25 november 1941 werd er in het kasteel het kamp van de ‘vrijwillige arbeidsdienst voor meisjes geopend’. Deze organisatie had als doel jongeren (meisjes) uit alle lagen van de maatschappij te leren omgaan met elkaar door middel van handenarbeid. Discipline en strenge vorming waren een middel tot vorming en opleiding. Dit kwam tot uiting in lichaamsoefeningen, vormingslessen, optochten, defilés, kamp- en sportfeesten. Het voornaamste belang van de VVAV was erop gericht om de meisjes op te voeden tot volwaardige echtgenotes en moeders.
Wegens het politieke getouwtrek tussen de VNV-gezinden enerzijds en de SS-gezinden anderzijds werd het kamp opgedoekt wat eveneens het einde van de VVAV betekende. Sommige van de leden werden na de oorlog vervolgd voor collaboratie.
Na de bevrijding van België probeerden de Duitsers met hun nieuwe vernietigingswapens, de V1 en V2, de Antwerpse haven plat te leggen. De eerste vliegende bom die in Kessel viel kwam op 2 november 1944 terecht op het kasteel de Bist. Van het honderdtal Engelse soldaten die hun intrek hadden genomen in het domein werden er 7 gedood en het kasteel werd grotendeels vernield. Vier maanden later, op 6 maart 1945, viel binnen de grachten en de vijvers op het domein een tweede V1. Deze heeft gelukkig geen slachtoffers nagelaten.

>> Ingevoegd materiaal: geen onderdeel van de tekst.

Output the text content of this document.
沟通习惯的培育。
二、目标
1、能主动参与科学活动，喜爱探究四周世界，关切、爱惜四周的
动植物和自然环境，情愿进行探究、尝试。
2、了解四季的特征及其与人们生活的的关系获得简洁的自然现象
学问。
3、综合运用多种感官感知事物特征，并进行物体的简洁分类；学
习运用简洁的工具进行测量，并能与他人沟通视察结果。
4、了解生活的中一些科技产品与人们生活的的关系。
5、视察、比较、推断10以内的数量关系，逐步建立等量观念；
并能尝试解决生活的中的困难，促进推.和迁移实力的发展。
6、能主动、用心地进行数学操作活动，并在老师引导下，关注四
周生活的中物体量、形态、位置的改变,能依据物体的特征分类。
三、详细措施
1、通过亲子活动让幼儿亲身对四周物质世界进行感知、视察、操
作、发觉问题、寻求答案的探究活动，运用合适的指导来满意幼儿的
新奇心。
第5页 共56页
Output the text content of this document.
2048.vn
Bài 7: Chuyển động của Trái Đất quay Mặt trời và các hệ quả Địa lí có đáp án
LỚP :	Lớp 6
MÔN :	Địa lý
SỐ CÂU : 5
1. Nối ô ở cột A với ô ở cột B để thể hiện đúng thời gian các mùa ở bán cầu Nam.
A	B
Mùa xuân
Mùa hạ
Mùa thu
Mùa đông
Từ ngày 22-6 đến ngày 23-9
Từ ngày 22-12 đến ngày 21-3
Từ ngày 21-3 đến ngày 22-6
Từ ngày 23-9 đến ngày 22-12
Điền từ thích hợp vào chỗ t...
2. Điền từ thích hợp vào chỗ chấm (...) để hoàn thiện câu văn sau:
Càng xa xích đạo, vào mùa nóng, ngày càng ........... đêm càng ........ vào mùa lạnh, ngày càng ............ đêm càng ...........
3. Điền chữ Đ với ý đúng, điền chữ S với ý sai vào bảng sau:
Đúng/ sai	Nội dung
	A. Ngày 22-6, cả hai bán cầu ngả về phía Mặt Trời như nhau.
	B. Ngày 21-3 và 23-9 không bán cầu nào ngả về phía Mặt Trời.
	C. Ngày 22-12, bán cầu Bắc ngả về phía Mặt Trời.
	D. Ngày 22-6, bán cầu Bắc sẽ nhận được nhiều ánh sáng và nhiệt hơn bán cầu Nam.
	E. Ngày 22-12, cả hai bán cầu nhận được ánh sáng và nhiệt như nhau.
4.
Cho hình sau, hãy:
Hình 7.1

Gedurende de periode van 1946 tot 1948 werden het kasteel en de aangrenzende hovenierswoning heropgebouwd onder leiding van de toenmalige eigenaar Henri Beliard.
Enkele jaren later komt het domein in handen van de maatschappij Matexi Group. De maatschappij verkavelde het domein voor villabouw waarna het resterende gedeelte van het eens zo grote domein enkel nog maar uit het ‘eiland’, waar het kasteel en zijn bijgebouwen stonden, bestond. Het kasteel werd toen een tijdlang verhuurd als café en feestzaal.
In 1962 werd het kasteel opgekocht door de VZW Klooster van het Heilig Hart die een deel van de hovenierswoning ombouwden naar een kapel. Tien jaar later werd de eigendomstitel veranderd naar VZW Gasthuiszusters Augustinessen van Lier. Zij brachten nog 1 laatste wijziging toe: de bouw van een nieuwe ruime kapel. In deze prachtige gebedsruimte werden enkele kostbaarheden opgesteld zoals het koorgestoelte, een schilderij van een Vlaams meester en het altaar in witte steen.